Я разговаривал однажды с моим сверстником. На столе лежала небольшая книжка в черном переплете — одна из частей ‘Войны и мира’. Я машинально взял ее в руки. Мой собеседник, как бы продолжив то, о чем мы с ним говорили, сказал: ‘Вот если бы нам суждено было описать в романе-хронике наше время, мы могли бы назвать этот роман — ‘Война без мира’…’
Мы говорили как раз о судьбах нашего поколения, оказавшегося на рубеже, очевидно, двух огромных эпох. Тот город, где протекли первые годы моего детства, находился в сорока верстах от ближайшей станции железной дороги. По городу свободно ходили люди, которых все называли, нисколько не желая их обидеть, дураками. Догадываюсь теперь, что то были слабоумные либо помешанные. Один из них любил забираться на колокольню и бить в набат. Другой всегда строил на земле из камешков и палочек крепость.
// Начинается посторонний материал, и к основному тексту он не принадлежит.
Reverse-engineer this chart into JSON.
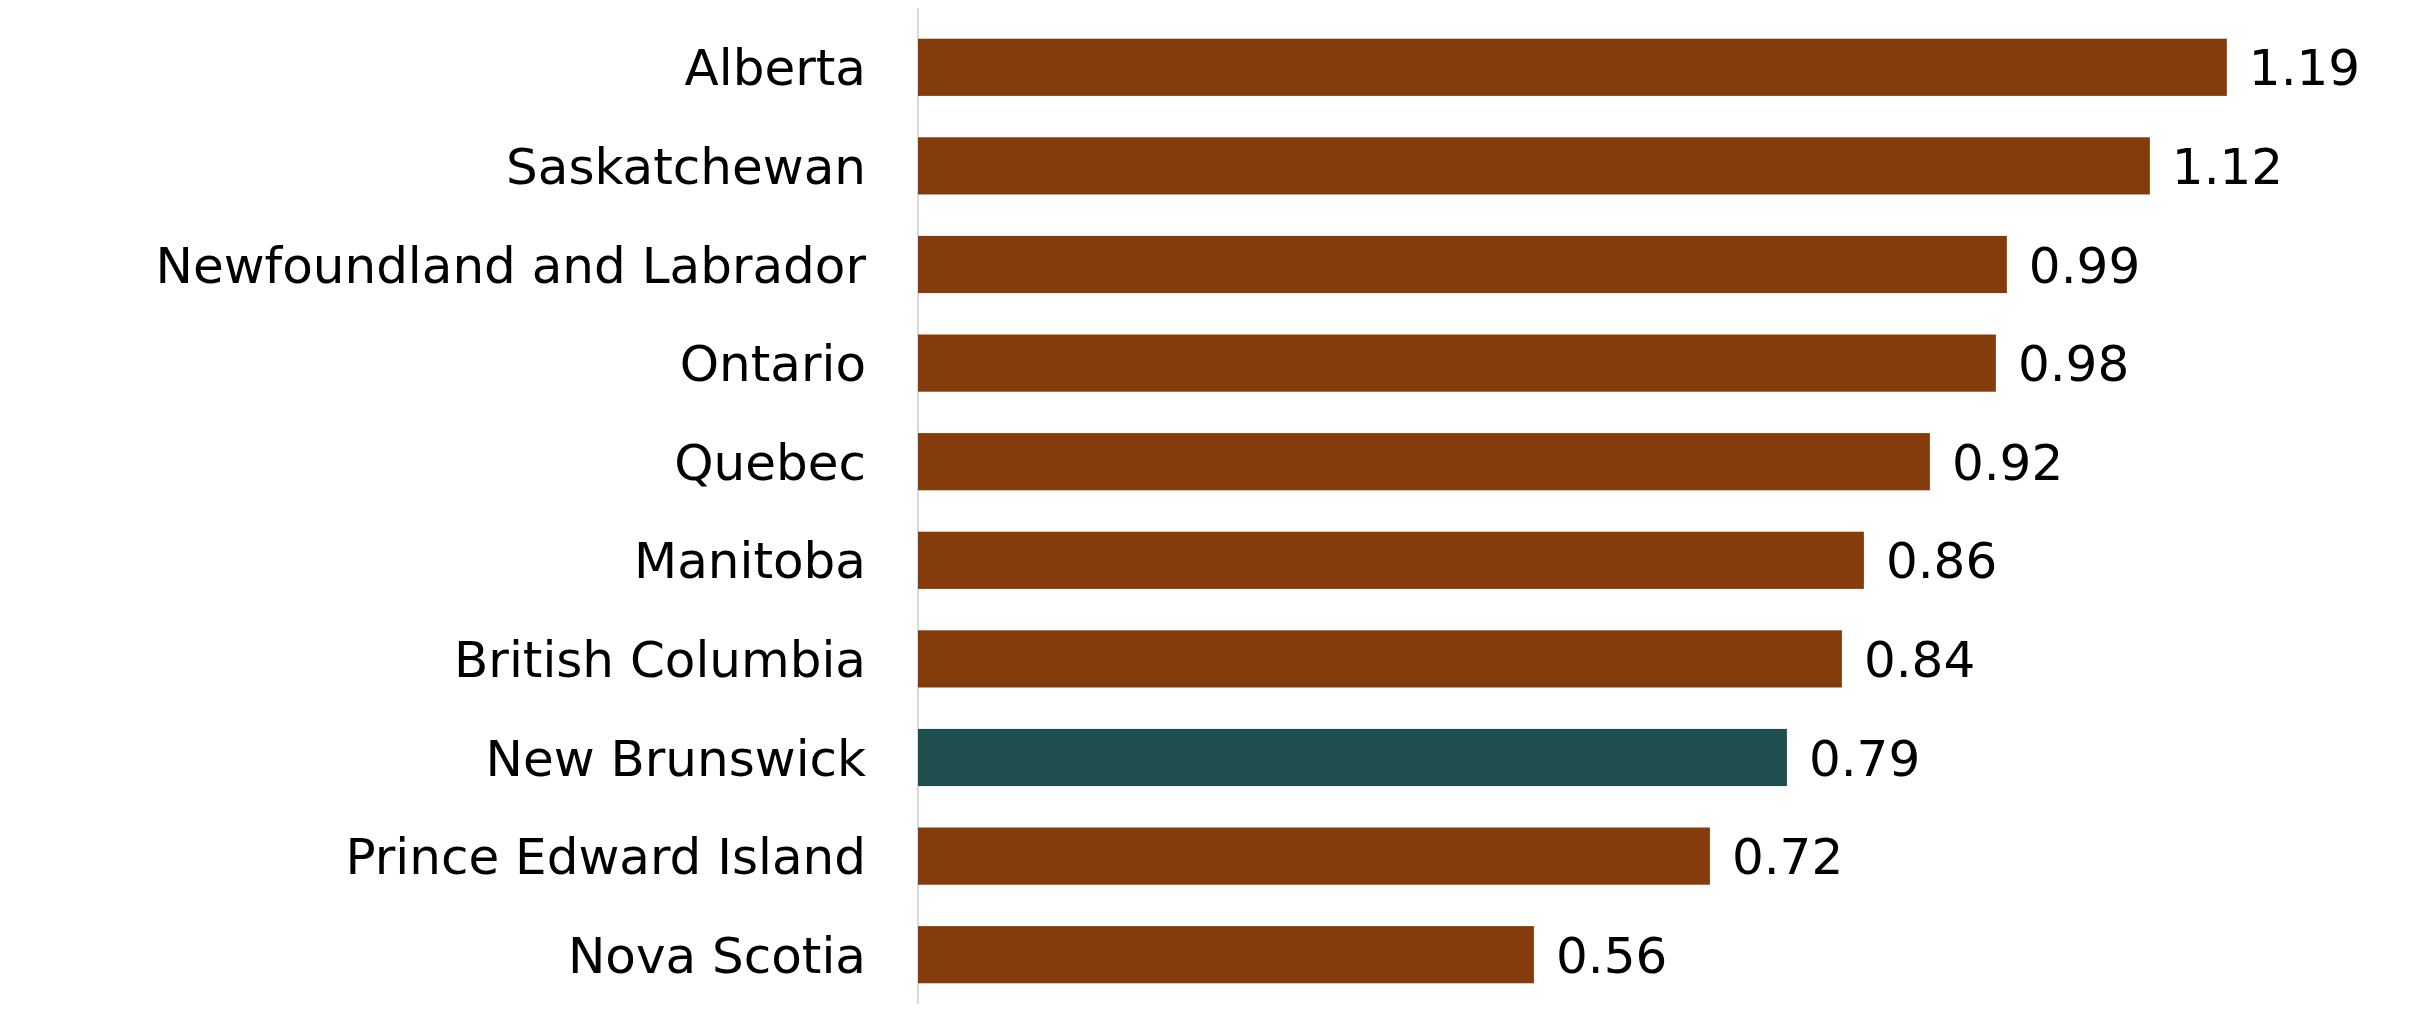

Его звали Алексеем Васильевичем и спрашивали: ‘Алексей Васильевич, что вы делаете?’ Он отвечал неизменно: ‘Ардаган строю’. Кажется, он потерял рассудок при штурме Ардагана. Моя нянька говорила тем прекрасным языком, каким говорит народ северных уездов Воронежской губернии, и рассказывала мне бесконечное число всяких, должно быть, очень страшных историй. Я, впрочем, и сам однажды видел собственными глазами черта. В городе было известно, что черт любит сидеть на лавочке у ворот одного дома в пригородной слободе. Мне было пять лет, с сестрой и нянькой мы ехали на реку купаться, на козлах вместо кучера сидел солдат. Вдруг все вокруг меня заговорили: ‘Черт, черт’. Помню, я поглядел направо и в поперечной улице, через несколько дворов, на лавочке у ворот, как это полагалось, увидел черта, покрытого шерстью, с рогами, с хвостом. Он сидел спокойно и ничего не делал. Нянька все же принялась прикрывать нас и креститься, а солдат круто повернул и погнал лошадей.
* * *
Такова была старая мирная Россия. Мы еще знали ее в детстве, но мы помним ее как во сне. Бог знает, когда все это было и как вообще это могло быть! Однако наша жизнь не так уж длинна и даже не кажется длинной. Слишком много было всего, слишком пестрым оказался жизненный опыт. Многое, очень многое нас не удивит, пожалуй, удивит только мирное житье. В незыблемость и прочность вещей нам уже трудно поверить.
А ведь в молодости мы так много читали Чехова, у которого было чувство какой-то медленной, на месте стоящей жизни, где решительно ничего не происходит и не может произойти. Говорят, что писатель должен предчувствовать и предугадывать. Как удивительно тогда, что Чехов не предчувствовал и не предугадывал ничего из того, что так скоро должно было случиться. Как удивительно, что он так окончательно поверил в мирное, с ленцою, русское житье. Искусство имеет странный дар быть убедительнее, чем сама жизнь. Наслушавшись нянькиных историй, я собственными глазами увидел черта. Начитавшись Чехова, сверстники мои жаловались в двадцать лет на выпавшую им жребием слишком спокойную, слишком обыденную и слишком легкую жизнь. Им пришлось зато скоро хлебнуть вволю всяческих неспокойств, всяческих необыкновенностей, всяческих трудностей!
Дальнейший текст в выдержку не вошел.